Bhashkor Banerjee’s (Amitabh Bachchan’s) repeated reference to being a Bengali in Piku and Rana Chaudhary (Irrfan Khan) being asked if he was a Bengali ‘Chaudhury’ captured this aspect of the perceived superiority of the Bengali bhadralok accurately. And while I loved Shoojit Sircar’s frames that captured the upper middle class life aptly, be it C R Park in Delhi or in north Kolkata, what also struck me was how Piku justified India’s deep-rooted classism through it’s characters and dialogues.
“He is the owner Baba,” Deepika introducing Irrfan Khan to Amitabh Bachchan as the owner of a cab-renting agency and not a taxi driver himself, seemed like a justification for Deepika who plays an educated architect, to fall in love with Irrfan. I’ve lost count of the number of times the viewers are told in one way or the other that Irrfan Khan was not just a taxi driver but an educated guy who lost his engineering job abroad and now runs a taxi service. What was the director scared of?
There is more than one instance when the bhadralokness of Bhashkor meanders from being a sophisticated Bengali to a classist Bengali in Piku. The way he shouts at his domestic help when she complains about his intrusive behaviour to Deepika or how he makes his caretaker, Budhan from a West Bengal village do everything for him – even cleaning and sanitizing his portable shit pot. And well, if this can be overlooked as nursing and caring for the elderly, Sircar gives a classist shade to his younger characters as well. The Chaudhary taxi agency owner (Irrfan) refuses to drive when the Banerjees’ domestic help Budhan sits next to him on the passenger seat. He also pleads with Piku (Deepika Padukone) to let him sleep in the hotel room with her and his father as there isn’t any other room available. His argument being – “I’m not a driver and can’t sleep in the car. I’m the owner.” Yes Shoojit, we get the point that Irrfan is the owner but even if he wasn’t would it really matter to the story or the viewer?

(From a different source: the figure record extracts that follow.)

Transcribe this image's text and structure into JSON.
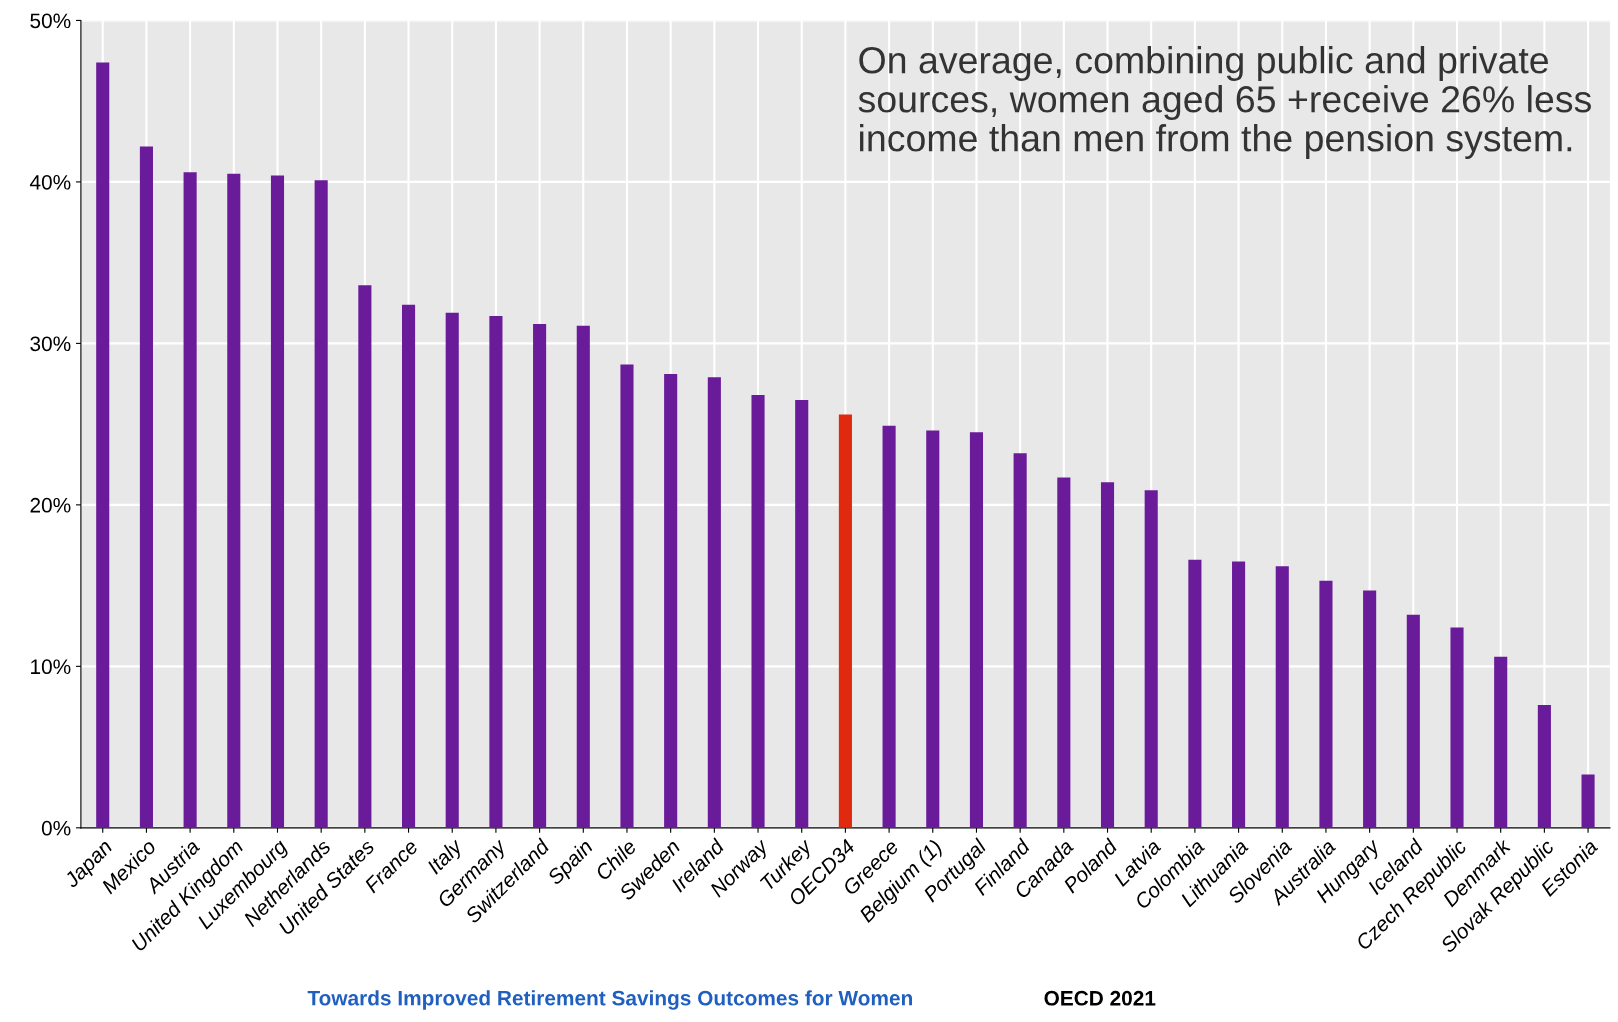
{
  "chart_data": {
    "type": "bar",
    "categories": [
      "Japan",
      "Mexico",
      "Austria",
      "United Kingdom",
      "Luxembourg",
      "Netherlands",
      "United States",
      "France",
      "Italy",
      "Germany",
      "Switzerland",
      "Spain",
      "Chile",
      "Sweden",
      "Ireland",
      "Norway",
      "Turkey",
      "OECD34",
      "Greece",
      "Belgium (1)",
      "Portugal",
      "Finland",
      "Canada",
      "Poland",
      "Latvia",
      "Colombia",
      "Lithuania",
      "Slovenia",
      "Australia",
      "Hungary",
      "Iceland",
      "Czech Republic",
      "Denmark",
      "Slovak Republic",
      "Estonia"
    ],
    "values": [
      47.4,
      42.2,
      40.6,
      40.5,
      40.4,
      40.1,
      33.6,
      32.4,
      31.9,
      31.7,
      31.2,
      31.1,
      28.7,
      28.1,
      27.9,
      26.8,
      26.5,
      25.6,
      24.9,
      24.6,
      24.5,
      23.2,
      21.7,
      21.4,
      20.9,
      16.6,
      16.5,
      16.2,
      15.3,
      14.7,
      13.2,
      12.4,
      10.6,
      7.6,
      3.3
    ],
    "colors": [
      "#6a1b9a",
      "#6a1b9a",
      "#6a1b9a",
      "#6a1b9a",
      "#6a1b9a",
      "#6a1b9a",
      "#6a1b9a",
      "#6a1b9a",
      "#6a1b9a",
      "#6a1b9a",
      "#6a1b9a",
      "#6a1b9a",
      "#6a1b9a",
      "#6a1b9a",
      "#6a1b9a",
      "#6a1b9a",
      "#6a1b9a",
      "#e0290e",
      "#6a1b9a",
      "#6a1b9a",
      "#6a1b9a",
      "#6a1b9a",
      "#6a1b9a",
      "#6a1b9a",
      "#6a1b9a",
      "#6a1b9a",
      "#6a1b9a",
      "#6a1b9a",
      "#6a1b9a",
      "#6a1b9a",
      "#6a1b9a",
      "#6a1b9a",
      "#6a1b9a",
      "#6a1b9a",
      "#6a1b9a"
    ],
    "ylim": [
      0,
      50
    ],
    "yticks": [
      {
        "value": 0,
        "label": "0%"
      },
      {
        "value": 10,
        "label": "10%"
      },
      {
        "value": 20,
        "label": "20%"
      },
      {
        "value": 30,
        "label": "30%"
      },
      {
        "value": 40,
        "label": "40%"
      },
      {
        "value": 50,
        "label": "50%"
      }
    ],
    "grid": true,
    "annotations": [
      "On average, combining public and private sources, women aged 65 +receive 26% less income than men from the pension system.",
      "Towards Improved Retirement Savings Outcomes for Women",
      "OECD 2021"
    ]
  }
}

Otherwise a bold film, appreciated by many for openly talking about a woman’s choices in life and her sexual needs, Piku according to me plays extremely safe when it comes to challenging the classist undertones in our society.
Films draw from real life and perhaps Piku has successfully reflected the existing post-colonial hang-ups of bhadrolok, sahib and memsahib culture. But instead of a critical representation, it has embraced them.